Defective DePuy Attune Knee System

Lawsuits are being filed over the DePuy Attune Knee System. David Love received the DePuy Attune Knee System, including a fixed tibial insert and a fixed tibial baseplate, in December 2015. He filed a complaint in the U.S. District Court, Western District of Missouri, on September 4th. (Case No. 4:18-cv-00695-BP)
After the procedure, Love experienced severe and persistent pain, discomfort and instability of his device, and difficulty ambulating, all of which the lawsuit alleges were caused a defective tibial baseplate. Love was forced to undergo revision surgery in December 2017 to replace the Attune device. The surgeon diagnosed Love with a “Failed tibial component” and described that component as being “grossly loose.” The lawsuit claims DePuy knew, or should have known, that the Attune Knee System medical device was prone to fail. They claim that the defendants designed and launched a new baseplate for the device and argue that defendants acknowledge the defective and unsafe nature of the original design.
“However, defendants have not recalled the defective Attune, nor the defective tibial baseplate components, or informed consumers and surgeons about the dangers of its use,” the lawsuit states.
Similarly, in September 2017, an Alabama law firm filed the first lawsuit alleging the premature failure of the DePuy Attune Knee System. In October 2017, Joyce Rogers sued in the U.S. District Court for the Southern District of Mississippi for damages and future compensation relating to the Attune Knee System. Rogers’ lawsuit claimed the device was defective and caused severe pain, swelling, and instability in the knee and leg that resulted from loosening of the Attune Knee System tibial baseplate component, due to debonding of the baseplate-cement interface. Rogers underwent extensive revision surgery to replace the system.
According to the lawsuit, the revision surgery resulted in a failure to bond, worn out components, fracture, the shedding of metal debris and the implant and bone detaching from one another. The lawsuit also alleges that DePuy marketed the Attune Knee System as a safe and effective knee replacement despite the high failure rate and the large number of revision surgeries that took place, that they failed to warn healthcare providers of its complications, and that they failed to test the implant. Rogers claims in the lawsuit that DePuy unlawfully and knowingly concealed information about the Attune Knee System failures even though they were under an obligation to do so. The plaintiffs seek compensatory and punitive damages. They accuse the defendants of negligence, inadequately warning, breach of express warranty, breach of implied warranty, negligent misrepresentation, fraud, violating the Missouri Merchandising Practices Act and loss of consortium.
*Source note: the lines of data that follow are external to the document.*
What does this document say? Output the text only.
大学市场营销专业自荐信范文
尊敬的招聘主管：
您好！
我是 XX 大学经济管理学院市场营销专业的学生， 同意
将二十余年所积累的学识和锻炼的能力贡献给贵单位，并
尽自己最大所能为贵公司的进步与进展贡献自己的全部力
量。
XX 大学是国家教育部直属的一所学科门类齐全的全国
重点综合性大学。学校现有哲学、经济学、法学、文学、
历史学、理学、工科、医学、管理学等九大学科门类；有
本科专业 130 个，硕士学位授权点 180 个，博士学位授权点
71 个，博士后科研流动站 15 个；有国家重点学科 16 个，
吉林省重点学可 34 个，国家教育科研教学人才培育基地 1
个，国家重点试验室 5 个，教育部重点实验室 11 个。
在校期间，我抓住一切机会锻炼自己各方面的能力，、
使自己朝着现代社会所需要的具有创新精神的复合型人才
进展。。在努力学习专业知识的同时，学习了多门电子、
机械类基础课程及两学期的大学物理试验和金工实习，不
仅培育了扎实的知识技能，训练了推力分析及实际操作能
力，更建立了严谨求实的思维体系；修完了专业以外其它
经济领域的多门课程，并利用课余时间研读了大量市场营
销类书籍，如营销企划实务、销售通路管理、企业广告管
The Food and Drug Administration received 1,400 reports of failures for the Attune Knee System, with about 633 resulting in revision surgeries as of June 2017. The defendants are New Jersey-based Johnson & Johnson. DePuy Synthes, a Johnson & Johnson subsidiary, is one of the world’s largest manufacturers of artificial knee implants. Their Attune Knee System is the subject of personal injury and product liability lawsuits over claims of defective devices requiring intensive intervention.
Many experts have found there is an unusually high rate of early failures in the DePuy Synthes Attune Knee System. By June 2014, the FDA had received 1,400 reports (Manufacturer and User Facility Device Experience, or MAUDE database) about the failures of the device. Of those reports, 633 patients required revision surgery.
However, since its approval in August 2011, the FDA has received thousands of complaints from patients about complications with the Attune Knee System, namely that the tibial plate loosened and was incorrectly fixed to the tibia. This required revision and reconstructive surgeries.
And in an article recently published in the Journal of Knee Surgery, nine prominent orthopedic surgeons reported that they have encountered an unusually high-rate of premature failures of the Attune Knee System. Surgeons discovered that the “glue” typically used to hold an implant in place does not “stick” to the tibial component of the Attune Knee System. The tibial component of the Attune Knee System loosens, and the entire knee replacement is destabilized.